In the human infant brain, abundant DCX+ young neurons around the anterior body of the LV shape an eyebrow structure, which is termed as Arc [80]. This structure is organized by four distinct layers of DCX+ cells. Tier 1 is adjacent to the wall of the LV and is filled with tightly packed DCX+ cells. Tier 2 has looser densities of DCX+ cells with unipolar or bipolar morphology. Further away from the ventricular wall, the migratory morphology and directionality of DCX+ cells become more variable. Some DCX+ cells form clusters surrounding blood vessels, suggesting that vasculature could serve as a migratory scaffold here as well. The most removed region of the Arc, Tier 4 within the developing white matter, has huge clusters of DCX+ cells with triangular shapes and individually migrating DCX+ cells with long extensions directed to the overlying cortical plate [80]. In the MMS, DCX+ cells organize as chain-like structures and appear to migrate tangentially into the vmPFC [81]. Determining how these diverse structures are regulated in the forebrain and how they relate to the cognitive functions in the PFC or vmPFC is fundamental to understanding neuropsychiatric diseases with pathology in these specific regions.

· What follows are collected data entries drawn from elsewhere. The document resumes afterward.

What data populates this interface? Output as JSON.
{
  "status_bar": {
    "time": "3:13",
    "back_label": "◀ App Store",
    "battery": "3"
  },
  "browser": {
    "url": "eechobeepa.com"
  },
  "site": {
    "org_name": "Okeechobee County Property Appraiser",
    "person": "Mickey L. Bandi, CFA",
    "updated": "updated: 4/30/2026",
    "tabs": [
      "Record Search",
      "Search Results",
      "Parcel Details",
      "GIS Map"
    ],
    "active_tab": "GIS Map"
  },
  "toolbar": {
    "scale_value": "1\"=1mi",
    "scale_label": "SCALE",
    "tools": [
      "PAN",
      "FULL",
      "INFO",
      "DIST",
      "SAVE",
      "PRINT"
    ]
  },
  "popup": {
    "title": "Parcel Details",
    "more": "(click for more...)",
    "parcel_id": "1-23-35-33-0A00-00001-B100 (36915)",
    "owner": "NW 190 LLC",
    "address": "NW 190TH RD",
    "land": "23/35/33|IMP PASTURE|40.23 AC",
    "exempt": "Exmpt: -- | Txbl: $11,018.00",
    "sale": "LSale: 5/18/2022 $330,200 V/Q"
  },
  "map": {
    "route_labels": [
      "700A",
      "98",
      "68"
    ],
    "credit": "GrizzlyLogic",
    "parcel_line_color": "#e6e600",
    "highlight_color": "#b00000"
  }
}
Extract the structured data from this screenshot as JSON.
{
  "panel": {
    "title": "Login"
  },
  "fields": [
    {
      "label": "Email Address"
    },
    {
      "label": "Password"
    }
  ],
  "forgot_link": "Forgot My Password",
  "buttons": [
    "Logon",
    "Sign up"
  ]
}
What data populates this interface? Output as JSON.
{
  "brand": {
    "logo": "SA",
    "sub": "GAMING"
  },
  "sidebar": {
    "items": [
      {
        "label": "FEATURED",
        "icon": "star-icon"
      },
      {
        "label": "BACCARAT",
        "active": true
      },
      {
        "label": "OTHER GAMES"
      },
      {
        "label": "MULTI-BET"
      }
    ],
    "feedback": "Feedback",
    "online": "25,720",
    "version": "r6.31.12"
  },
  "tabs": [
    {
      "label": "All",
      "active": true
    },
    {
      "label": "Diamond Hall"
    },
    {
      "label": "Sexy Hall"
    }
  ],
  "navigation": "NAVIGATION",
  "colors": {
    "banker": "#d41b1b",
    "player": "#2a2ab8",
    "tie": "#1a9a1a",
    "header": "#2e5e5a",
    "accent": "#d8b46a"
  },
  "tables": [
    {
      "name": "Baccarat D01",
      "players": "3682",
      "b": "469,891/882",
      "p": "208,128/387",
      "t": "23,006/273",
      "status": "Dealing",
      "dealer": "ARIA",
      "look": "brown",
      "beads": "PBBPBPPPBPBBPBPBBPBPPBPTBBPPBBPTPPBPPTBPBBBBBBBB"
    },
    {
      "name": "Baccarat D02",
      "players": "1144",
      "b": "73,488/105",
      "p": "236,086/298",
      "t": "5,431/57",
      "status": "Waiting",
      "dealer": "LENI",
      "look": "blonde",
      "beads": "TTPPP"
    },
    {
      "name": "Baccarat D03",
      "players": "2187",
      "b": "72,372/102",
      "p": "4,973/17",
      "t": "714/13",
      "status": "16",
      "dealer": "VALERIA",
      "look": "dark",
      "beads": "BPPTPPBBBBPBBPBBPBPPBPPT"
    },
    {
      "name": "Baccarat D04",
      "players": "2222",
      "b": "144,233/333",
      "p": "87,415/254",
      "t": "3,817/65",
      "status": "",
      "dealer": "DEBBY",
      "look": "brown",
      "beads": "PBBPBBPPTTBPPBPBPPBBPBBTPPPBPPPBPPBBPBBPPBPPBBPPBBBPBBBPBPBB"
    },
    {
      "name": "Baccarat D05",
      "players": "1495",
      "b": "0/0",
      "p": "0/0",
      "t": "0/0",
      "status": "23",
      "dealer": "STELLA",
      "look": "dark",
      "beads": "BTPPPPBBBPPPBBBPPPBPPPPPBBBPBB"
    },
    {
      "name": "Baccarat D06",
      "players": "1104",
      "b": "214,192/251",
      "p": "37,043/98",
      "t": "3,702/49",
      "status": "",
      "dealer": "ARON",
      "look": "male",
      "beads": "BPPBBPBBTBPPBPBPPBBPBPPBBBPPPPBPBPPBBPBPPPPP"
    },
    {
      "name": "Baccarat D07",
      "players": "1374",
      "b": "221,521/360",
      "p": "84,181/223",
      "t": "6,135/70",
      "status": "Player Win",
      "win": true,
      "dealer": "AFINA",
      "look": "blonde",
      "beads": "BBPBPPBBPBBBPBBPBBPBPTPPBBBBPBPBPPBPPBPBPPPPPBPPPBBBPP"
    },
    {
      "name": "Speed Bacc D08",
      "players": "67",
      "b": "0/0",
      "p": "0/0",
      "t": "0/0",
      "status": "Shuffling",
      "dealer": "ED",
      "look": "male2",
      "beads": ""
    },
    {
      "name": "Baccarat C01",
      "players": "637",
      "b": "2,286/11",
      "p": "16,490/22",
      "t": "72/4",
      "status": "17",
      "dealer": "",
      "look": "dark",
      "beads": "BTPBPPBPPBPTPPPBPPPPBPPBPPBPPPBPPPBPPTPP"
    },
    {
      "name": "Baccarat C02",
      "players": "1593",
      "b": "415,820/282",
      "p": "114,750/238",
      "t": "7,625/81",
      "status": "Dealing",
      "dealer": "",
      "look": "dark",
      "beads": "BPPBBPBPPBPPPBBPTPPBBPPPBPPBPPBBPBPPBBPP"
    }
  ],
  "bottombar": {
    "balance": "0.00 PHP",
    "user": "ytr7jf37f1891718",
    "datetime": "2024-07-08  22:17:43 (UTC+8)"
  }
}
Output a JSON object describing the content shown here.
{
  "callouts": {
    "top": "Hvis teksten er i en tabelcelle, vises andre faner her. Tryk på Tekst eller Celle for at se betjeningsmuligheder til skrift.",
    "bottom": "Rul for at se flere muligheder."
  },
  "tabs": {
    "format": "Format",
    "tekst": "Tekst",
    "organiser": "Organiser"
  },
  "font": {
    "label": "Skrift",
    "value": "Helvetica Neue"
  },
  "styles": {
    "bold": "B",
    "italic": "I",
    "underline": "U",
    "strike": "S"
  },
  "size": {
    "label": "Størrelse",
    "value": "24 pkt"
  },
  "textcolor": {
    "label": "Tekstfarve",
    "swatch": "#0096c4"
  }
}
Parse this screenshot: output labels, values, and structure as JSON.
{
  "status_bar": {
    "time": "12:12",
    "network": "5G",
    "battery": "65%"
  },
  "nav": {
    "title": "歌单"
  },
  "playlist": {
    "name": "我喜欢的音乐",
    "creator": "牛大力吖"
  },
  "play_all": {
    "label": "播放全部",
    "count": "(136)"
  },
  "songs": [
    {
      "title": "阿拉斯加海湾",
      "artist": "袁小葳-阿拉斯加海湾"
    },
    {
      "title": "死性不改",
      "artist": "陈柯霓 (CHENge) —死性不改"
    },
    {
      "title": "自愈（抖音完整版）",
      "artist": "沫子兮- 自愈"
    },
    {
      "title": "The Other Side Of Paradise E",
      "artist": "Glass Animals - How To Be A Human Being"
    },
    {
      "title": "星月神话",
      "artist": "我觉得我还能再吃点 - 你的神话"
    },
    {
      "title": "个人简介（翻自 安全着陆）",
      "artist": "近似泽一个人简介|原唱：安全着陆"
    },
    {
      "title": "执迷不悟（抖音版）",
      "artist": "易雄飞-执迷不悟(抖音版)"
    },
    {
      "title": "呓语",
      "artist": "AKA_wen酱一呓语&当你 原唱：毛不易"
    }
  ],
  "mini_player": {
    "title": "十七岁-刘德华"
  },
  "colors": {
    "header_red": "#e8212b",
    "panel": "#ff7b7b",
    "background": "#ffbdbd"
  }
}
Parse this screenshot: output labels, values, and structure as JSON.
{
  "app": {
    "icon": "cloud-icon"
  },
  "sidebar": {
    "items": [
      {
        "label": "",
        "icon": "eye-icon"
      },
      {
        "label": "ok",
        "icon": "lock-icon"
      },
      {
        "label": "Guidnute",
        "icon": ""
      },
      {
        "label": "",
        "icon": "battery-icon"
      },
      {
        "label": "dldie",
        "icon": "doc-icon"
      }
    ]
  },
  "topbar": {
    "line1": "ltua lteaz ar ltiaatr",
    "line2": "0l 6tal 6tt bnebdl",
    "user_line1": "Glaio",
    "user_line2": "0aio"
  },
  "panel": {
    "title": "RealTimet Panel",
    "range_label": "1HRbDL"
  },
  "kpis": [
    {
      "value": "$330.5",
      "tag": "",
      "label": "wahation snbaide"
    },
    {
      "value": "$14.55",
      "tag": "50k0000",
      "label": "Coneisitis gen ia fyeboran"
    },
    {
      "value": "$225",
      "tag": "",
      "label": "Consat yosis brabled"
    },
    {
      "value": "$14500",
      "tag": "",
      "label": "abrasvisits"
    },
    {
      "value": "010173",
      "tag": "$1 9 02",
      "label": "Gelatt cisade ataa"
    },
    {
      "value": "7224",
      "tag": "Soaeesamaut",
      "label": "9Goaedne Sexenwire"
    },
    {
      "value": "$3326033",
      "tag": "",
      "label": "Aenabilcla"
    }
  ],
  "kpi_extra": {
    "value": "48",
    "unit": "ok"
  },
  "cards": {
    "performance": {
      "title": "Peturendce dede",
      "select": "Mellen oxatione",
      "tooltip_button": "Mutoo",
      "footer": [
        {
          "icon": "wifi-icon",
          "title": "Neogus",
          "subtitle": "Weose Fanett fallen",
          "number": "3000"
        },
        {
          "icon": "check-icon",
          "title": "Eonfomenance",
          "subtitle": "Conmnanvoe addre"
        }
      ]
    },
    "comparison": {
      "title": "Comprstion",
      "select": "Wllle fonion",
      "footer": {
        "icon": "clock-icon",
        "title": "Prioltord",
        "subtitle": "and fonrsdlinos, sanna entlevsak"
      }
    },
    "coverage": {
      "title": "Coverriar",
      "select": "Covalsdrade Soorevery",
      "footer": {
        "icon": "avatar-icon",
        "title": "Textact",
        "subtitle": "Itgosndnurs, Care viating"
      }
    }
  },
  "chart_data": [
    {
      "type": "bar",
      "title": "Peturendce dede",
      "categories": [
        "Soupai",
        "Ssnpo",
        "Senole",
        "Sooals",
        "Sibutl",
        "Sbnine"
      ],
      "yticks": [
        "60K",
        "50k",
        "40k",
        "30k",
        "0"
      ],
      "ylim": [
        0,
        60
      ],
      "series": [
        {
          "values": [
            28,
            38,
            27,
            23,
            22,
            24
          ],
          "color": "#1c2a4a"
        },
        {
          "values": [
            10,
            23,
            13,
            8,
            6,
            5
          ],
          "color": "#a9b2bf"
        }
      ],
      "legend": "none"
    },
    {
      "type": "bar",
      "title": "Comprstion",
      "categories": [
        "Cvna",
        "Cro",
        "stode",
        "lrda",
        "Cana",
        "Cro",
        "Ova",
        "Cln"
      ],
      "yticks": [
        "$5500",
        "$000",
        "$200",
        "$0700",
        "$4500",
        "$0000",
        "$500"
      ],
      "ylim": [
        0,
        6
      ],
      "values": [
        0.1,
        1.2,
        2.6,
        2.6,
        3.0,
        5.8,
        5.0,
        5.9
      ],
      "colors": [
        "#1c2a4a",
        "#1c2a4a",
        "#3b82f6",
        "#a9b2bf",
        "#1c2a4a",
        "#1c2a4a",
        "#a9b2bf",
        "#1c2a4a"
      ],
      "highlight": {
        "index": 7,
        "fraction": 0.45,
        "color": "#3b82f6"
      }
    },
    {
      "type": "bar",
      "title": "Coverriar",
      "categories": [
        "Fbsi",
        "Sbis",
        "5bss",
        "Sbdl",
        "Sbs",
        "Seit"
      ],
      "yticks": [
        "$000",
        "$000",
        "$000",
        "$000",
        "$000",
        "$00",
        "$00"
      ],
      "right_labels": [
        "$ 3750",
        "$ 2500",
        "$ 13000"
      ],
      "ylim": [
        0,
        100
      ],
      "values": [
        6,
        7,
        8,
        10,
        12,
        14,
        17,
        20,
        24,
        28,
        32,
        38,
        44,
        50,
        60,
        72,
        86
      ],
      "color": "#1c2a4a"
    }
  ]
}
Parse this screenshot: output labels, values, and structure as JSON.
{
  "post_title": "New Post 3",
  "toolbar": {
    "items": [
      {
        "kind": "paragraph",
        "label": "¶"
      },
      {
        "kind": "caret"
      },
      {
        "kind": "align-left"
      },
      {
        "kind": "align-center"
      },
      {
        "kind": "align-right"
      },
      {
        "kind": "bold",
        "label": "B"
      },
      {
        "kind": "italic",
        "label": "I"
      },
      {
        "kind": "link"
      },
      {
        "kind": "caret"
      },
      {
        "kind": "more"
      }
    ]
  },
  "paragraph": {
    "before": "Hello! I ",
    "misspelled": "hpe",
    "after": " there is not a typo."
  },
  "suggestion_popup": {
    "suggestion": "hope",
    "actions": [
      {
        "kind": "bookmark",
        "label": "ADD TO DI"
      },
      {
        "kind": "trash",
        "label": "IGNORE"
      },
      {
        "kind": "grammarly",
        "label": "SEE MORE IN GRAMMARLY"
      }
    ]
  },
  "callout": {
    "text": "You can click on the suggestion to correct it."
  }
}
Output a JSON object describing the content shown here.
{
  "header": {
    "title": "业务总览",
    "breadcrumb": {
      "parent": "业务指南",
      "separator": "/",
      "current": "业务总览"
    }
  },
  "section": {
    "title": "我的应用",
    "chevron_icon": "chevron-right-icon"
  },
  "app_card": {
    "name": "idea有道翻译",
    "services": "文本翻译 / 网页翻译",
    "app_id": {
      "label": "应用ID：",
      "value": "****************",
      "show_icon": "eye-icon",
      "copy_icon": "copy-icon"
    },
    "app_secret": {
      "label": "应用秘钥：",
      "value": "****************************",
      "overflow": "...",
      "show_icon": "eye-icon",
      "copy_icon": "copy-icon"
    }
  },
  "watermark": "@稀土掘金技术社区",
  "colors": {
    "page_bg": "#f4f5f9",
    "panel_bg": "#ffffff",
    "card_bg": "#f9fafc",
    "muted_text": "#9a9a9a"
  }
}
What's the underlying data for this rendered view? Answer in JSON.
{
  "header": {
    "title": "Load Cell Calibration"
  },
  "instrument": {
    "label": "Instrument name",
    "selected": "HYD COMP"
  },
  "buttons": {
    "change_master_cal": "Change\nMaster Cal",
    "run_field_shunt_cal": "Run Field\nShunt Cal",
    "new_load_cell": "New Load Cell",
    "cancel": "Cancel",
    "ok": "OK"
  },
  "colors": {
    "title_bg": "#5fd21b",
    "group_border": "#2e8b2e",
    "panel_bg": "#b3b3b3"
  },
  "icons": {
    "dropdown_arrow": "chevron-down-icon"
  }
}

3.3. Regional Cortical Vulnerability and GABAergic Interneuron Migration

The disruption of the migratory process by cytoskeletal defects or environmental insults can result in a decrease in the number of cells within focal cortical areas and result in abnormal neural connectivity. The abnormal migration of GABAergic interneurons has been associated with brain regional malformations seen in patients with neurodevelopmental disorders or periventricular nodular heterotopias [95,96]. Interestingly, the specific targets of postnatal cortical migration for interneurons appear highly correlated with the abnormal regions identified in patients with ASD or cerebral ischemia. Region-specific abnormalities in the PFC and ACC have been reported in brain imaging studies of patients with ASD, especially before the age of 2–4 years [97,98]. Altered neuronal numbers in the hippocampus and amygdala of children with ASD aged 2–3 years have also been observed [99,100,101,102]. Many studies have suggested that these regions may be associated with clinical symptoms in ASD [100,103]. For example, malformations of the PFC, ACC, and amygdala may lead to restricted social behaviors and defective communication [104,105,106]. Patients with periventricular leukomalacia (PVL) and white matter lesions (WML) from ischemic injury exhibit neuronal loss or microglial activation beneath cortical layer 6 and in white matter, areas that are highly populated by late migrating GABAergic interneurons [62,107]. These reports support that specific injury late in interneuron development can be linked to neuropsychiatric consequences and suggest regional-specific development of the structures involved in higher cognition [61].